Ласковый Питер спросил:
— Я вижу, что ты начинаешь понимать меня?
— Да. Мне надо было убить вас в первый же день!
— Тогда была честная борьба, и ты был бы прав. Правда, я несколько погорячился. Пойми сам, потерять такой корабль, столько денег. Проклятый штурман! Он посадил на камни мой «Орион». Счастье этого негодяя, что он утонул, а не то перед тем, что его ожидало, зубы акулы показались бы ему щетками для массажа. Мне приходилось видеть, как за меньшую вину с таких молодцов, как У Син, сдирали кожу.
— Напрасно вы так на У Сина. Он был хороший человек!
— Ты в этом уверен?
— Да! Он не стал бы губить столько людей и такой корабль. Зачем это ему было делать?
— Ты не знаешь красных. Ах, я и забыл, ты ведь тоже такого же цвета. Мне передавали, что он шептался с тобой. Интересно, о чем это? — Он помолчал, насмешливо глядя на меня, затем, вздохнув, продолжал: — Мне давно известно, что вы оба красные, но я щадил и его и тебя. И вот к чему привела моя доверчивость. Особенно тяжело мне, что я встречаю такую черную неблагодарность. И со стороны кого? Своего юнги! Которого я намеревался сделать человеком и любил почти как сына, в душе, конечно. Не хмурься, мой мальчик, я прощаю тебя. А сейчас следует подумать о ночлеге. Я думаю, что сегодня после такого мирного ужина мне не следует оставлять тебя одного. Советую прогуляться перед сном и принести мое одеяло, оно пригодится мне ночью.
Я схватил острогу и стал перед палаткой.
— Уходите! — крикнул я. — Вы все врете!

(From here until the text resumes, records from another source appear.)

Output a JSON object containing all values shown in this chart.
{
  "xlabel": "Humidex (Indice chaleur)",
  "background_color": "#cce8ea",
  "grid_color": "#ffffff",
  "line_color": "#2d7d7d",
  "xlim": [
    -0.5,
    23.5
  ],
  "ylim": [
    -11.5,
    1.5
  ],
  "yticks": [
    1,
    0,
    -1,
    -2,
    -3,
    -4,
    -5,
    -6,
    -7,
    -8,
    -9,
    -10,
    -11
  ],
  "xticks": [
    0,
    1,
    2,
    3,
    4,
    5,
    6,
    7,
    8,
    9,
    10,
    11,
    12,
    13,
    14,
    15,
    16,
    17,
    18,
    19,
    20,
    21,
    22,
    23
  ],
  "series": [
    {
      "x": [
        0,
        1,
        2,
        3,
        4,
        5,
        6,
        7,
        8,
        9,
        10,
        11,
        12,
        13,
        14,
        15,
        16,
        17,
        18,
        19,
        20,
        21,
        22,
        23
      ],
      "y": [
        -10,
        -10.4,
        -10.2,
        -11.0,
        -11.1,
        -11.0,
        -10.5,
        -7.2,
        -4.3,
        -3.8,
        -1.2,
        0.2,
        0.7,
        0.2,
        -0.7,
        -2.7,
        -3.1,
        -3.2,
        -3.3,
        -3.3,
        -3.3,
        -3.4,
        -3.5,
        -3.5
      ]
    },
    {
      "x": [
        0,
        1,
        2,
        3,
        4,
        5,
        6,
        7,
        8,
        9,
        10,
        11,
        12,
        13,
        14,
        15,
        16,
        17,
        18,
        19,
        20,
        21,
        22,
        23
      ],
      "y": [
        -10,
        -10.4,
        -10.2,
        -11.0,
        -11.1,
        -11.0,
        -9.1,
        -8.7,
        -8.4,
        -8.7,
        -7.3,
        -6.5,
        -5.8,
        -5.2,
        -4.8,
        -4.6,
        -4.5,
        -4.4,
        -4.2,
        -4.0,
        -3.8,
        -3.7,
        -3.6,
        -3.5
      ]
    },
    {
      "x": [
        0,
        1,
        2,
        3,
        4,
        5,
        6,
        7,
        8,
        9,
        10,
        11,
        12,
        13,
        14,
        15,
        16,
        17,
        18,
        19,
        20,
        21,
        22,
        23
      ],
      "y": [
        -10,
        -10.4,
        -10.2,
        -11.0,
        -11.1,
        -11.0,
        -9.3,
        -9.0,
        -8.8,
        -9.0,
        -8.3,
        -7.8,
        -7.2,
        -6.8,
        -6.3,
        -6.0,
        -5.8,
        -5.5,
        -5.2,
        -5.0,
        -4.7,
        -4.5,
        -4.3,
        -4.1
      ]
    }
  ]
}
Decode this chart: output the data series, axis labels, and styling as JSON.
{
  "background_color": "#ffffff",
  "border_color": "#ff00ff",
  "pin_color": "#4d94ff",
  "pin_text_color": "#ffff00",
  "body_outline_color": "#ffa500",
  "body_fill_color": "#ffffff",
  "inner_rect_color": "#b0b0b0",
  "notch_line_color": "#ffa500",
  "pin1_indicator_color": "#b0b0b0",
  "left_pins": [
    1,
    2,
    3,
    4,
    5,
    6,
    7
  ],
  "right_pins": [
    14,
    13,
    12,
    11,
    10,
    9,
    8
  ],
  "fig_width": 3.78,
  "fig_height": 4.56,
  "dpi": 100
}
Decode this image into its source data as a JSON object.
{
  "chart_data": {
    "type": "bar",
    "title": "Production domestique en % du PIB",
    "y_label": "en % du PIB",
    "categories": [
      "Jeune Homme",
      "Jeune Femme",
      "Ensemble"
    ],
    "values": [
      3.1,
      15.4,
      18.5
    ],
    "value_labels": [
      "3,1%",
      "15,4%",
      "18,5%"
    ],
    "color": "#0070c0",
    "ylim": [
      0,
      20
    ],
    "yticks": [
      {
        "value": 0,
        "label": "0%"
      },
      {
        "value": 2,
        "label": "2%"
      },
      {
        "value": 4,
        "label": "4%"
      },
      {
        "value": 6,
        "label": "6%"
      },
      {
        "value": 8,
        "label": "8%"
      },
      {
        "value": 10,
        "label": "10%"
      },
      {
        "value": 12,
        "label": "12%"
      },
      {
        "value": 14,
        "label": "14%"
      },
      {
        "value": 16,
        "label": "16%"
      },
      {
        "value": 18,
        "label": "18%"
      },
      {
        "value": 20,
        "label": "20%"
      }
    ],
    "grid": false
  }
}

Я не верю вам. Уходите лучше!
Он поднялся, с опаской обошел меня. Остановился, недобро усмехаясь.
— Ты опаснее, чем я думал. Только помни, за меня ты поплатишься головой. Тебя в лучшем случае повесят, как пирата.
— Никто не узнает. Акулы спрячут вас в своем брюхе.
— Ты положительно делаешь успехи, — он пошел, время от времени оглядываясь и чему-то усмехаясь.